APP: https://share.streamlit.io/liljack118/formal-photo-verification/app/app.py

API: https://formal-photo-verification-api.herokuapp.com/

## Data
To train network I used dataset of 3500 images in total.

Training set - 2800 images ( 1200 positive / 1600 negative)

Validation set - 350 images (150 positive / 200 negative)

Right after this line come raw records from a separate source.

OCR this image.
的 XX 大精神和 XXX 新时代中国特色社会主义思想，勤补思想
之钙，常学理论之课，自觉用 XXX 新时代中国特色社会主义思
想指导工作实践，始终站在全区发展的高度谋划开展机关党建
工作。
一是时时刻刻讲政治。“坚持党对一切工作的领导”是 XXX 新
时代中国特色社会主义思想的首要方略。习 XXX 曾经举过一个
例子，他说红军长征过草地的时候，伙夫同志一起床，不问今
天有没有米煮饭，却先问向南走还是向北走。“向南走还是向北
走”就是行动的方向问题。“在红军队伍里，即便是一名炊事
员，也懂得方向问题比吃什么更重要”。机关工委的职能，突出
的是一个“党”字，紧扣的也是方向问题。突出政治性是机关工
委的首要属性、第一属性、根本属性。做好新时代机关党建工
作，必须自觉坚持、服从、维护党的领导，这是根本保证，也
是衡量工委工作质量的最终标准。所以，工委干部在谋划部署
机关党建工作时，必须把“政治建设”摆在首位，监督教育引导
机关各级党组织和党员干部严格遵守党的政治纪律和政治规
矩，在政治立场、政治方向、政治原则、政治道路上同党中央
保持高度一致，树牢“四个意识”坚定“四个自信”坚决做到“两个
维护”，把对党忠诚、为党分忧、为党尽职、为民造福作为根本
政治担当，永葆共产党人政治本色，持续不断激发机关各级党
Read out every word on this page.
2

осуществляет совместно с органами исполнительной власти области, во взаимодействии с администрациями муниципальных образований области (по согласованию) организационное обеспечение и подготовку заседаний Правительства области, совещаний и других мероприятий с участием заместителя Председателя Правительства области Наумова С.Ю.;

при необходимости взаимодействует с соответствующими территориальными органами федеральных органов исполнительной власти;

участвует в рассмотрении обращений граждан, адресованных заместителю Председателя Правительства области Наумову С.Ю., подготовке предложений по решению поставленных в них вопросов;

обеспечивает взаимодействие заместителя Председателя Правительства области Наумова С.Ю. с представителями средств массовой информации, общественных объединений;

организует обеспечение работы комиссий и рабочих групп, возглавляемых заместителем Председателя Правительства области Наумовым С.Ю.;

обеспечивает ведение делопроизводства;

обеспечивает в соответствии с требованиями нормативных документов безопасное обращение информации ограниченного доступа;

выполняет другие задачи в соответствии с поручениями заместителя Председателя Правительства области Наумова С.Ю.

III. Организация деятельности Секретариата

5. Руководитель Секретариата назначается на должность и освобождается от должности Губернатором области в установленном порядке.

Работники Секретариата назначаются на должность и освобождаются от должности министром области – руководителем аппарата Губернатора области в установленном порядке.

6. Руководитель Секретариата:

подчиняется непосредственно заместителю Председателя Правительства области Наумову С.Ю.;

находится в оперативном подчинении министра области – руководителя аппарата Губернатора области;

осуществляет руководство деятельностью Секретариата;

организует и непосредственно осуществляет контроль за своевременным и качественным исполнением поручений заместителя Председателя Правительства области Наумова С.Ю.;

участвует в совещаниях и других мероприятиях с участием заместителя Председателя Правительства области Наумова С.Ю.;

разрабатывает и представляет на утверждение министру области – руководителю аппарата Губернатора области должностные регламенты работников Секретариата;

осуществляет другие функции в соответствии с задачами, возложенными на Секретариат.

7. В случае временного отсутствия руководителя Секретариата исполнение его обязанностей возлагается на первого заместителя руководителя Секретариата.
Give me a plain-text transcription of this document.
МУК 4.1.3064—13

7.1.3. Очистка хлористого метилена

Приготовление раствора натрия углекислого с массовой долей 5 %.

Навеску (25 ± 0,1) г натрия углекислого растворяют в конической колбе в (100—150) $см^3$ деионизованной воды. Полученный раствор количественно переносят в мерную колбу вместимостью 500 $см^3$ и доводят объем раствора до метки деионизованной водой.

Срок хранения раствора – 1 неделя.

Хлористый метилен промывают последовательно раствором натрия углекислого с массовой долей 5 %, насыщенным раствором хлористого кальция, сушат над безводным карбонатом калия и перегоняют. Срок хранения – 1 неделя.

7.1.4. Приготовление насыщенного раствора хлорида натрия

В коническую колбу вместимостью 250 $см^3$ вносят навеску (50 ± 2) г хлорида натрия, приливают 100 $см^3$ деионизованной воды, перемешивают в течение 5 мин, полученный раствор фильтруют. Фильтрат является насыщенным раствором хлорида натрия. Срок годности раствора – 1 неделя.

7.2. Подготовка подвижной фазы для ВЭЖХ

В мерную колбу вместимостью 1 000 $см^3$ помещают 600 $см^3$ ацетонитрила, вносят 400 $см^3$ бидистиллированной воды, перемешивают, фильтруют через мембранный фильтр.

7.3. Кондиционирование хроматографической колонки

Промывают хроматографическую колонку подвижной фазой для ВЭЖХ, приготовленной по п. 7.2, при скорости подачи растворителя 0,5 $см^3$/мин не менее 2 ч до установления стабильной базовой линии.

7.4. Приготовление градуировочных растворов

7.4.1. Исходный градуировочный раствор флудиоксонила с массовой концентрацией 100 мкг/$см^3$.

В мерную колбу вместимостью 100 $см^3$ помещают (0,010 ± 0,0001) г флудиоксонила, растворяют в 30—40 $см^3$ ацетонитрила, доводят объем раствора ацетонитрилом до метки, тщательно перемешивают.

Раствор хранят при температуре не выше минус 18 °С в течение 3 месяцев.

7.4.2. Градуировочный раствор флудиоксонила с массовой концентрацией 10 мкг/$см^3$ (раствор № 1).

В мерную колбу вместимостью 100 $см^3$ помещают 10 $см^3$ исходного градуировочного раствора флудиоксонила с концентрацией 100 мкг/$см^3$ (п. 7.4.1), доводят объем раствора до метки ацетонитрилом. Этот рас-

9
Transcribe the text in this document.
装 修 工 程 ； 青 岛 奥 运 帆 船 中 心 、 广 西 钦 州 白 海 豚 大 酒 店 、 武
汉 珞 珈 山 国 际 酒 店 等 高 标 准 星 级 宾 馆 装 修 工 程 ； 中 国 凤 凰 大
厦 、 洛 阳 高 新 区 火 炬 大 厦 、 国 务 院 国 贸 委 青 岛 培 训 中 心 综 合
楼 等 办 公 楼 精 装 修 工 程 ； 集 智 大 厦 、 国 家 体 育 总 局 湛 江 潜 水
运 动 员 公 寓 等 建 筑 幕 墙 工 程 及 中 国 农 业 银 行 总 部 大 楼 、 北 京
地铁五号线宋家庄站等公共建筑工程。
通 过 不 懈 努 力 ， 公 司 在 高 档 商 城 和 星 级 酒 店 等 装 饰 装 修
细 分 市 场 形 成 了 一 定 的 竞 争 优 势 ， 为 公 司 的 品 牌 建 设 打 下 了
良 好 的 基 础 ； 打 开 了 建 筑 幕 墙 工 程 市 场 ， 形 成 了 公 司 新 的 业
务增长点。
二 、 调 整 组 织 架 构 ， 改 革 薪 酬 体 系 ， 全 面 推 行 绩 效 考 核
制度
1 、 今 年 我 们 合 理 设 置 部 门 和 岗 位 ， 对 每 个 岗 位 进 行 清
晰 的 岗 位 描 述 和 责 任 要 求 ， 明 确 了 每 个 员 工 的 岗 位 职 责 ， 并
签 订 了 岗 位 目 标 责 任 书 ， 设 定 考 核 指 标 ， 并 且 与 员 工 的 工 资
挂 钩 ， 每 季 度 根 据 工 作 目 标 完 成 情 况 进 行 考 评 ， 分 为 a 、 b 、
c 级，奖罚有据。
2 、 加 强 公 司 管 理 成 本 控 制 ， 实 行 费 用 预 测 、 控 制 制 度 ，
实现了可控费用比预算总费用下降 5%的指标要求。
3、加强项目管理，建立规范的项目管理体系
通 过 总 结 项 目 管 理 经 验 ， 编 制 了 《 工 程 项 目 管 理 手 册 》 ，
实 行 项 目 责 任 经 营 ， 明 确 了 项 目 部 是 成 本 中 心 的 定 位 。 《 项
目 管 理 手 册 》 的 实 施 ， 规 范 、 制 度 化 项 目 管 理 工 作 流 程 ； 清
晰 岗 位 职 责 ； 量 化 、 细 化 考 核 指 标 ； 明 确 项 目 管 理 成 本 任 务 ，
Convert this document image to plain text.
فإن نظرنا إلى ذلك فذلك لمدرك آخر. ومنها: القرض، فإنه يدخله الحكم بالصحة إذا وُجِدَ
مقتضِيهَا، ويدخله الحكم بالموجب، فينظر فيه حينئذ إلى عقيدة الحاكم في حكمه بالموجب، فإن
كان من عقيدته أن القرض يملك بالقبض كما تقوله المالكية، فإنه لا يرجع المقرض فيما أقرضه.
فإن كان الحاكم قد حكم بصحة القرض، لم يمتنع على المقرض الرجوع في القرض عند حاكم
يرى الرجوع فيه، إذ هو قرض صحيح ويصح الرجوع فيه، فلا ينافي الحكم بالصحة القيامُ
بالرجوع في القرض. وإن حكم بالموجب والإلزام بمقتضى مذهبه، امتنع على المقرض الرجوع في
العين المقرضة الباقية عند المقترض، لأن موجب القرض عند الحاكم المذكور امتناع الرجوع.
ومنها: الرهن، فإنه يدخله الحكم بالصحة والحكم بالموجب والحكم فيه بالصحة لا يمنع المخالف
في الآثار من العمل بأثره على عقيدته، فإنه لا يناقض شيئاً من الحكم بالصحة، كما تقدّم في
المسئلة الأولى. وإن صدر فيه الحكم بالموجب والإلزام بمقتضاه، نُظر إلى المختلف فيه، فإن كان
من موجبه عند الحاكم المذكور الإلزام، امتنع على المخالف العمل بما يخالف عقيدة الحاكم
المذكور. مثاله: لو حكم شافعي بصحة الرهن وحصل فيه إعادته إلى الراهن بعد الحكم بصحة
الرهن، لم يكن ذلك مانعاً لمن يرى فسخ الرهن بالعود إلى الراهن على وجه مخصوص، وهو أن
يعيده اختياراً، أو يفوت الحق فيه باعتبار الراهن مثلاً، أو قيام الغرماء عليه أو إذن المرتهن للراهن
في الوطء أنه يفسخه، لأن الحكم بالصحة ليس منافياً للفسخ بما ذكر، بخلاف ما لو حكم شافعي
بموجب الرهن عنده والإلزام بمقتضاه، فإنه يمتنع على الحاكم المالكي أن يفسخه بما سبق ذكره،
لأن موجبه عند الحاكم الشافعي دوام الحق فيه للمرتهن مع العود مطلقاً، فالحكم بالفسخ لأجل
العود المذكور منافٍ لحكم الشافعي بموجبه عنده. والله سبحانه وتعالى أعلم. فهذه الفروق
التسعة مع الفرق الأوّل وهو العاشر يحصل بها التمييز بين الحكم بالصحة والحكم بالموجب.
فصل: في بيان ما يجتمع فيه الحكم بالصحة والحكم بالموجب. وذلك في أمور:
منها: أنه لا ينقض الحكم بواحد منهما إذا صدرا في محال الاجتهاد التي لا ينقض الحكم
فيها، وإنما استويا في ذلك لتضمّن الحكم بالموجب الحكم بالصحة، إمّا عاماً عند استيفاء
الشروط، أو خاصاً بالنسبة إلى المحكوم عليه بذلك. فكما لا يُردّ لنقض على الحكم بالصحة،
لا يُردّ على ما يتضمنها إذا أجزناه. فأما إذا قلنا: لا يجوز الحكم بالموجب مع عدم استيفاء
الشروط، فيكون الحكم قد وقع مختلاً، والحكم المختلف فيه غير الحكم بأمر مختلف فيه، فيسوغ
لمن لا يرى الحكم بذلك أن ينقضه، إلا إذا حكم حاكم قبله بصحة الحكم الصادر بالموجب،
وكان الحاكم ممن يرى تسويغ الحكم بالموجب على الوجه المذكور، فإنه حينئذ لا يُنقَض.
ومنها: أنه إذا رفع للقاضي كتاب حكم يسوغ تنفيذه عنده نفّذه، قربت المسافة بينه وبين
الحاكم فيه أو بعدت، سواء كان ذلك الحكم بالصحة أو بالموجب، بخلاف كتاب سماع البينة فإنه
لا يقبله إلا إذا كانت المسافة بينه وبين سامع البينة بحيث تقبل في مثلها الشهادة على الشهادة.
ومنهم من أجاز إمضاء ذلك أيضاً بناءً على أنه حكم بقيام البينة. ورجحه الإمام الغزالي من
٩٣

Test set - 350 images (150 positive / 200 negative)

Invalid images contains:
- rotated head
- frontal head photos with sunglasses/hats/headset/unnatural mimic
- frontal head photos on wrong background
- animated frontal head photos
- empty rooms photos
- person with body

Invalid images from every subfolder were distributed equally to training,validation and test set to make sure that images in every set came from same distribution.

![](model/images/1.jpg)

![](model/images/2.jpg)

## Model
To make predictions I used ResNet50 network with imagenet weights. Firstly i extracted features (that will be feeded to fully connected layers) of headless model and then visualize them with t-sne to see if they are well seperated. Input size is (224,224,3).

![](model/images/3.jpg)
![](model/images/4.png)

As we can see ResNet50 with imagenet weights makes good job to separate valid and invalid images. Now let's add fully connected layers to make predictions! I chose to add two instead of one because it performs slightly better.

![](model/images/5.jpg)

Model performance on test set:

![](model/images/6.jpg)

## APP
To create app i used streamlit library and deployed it on https://share.streamlit.io/.

## API
Api was created with fastapi and deployed on heroku.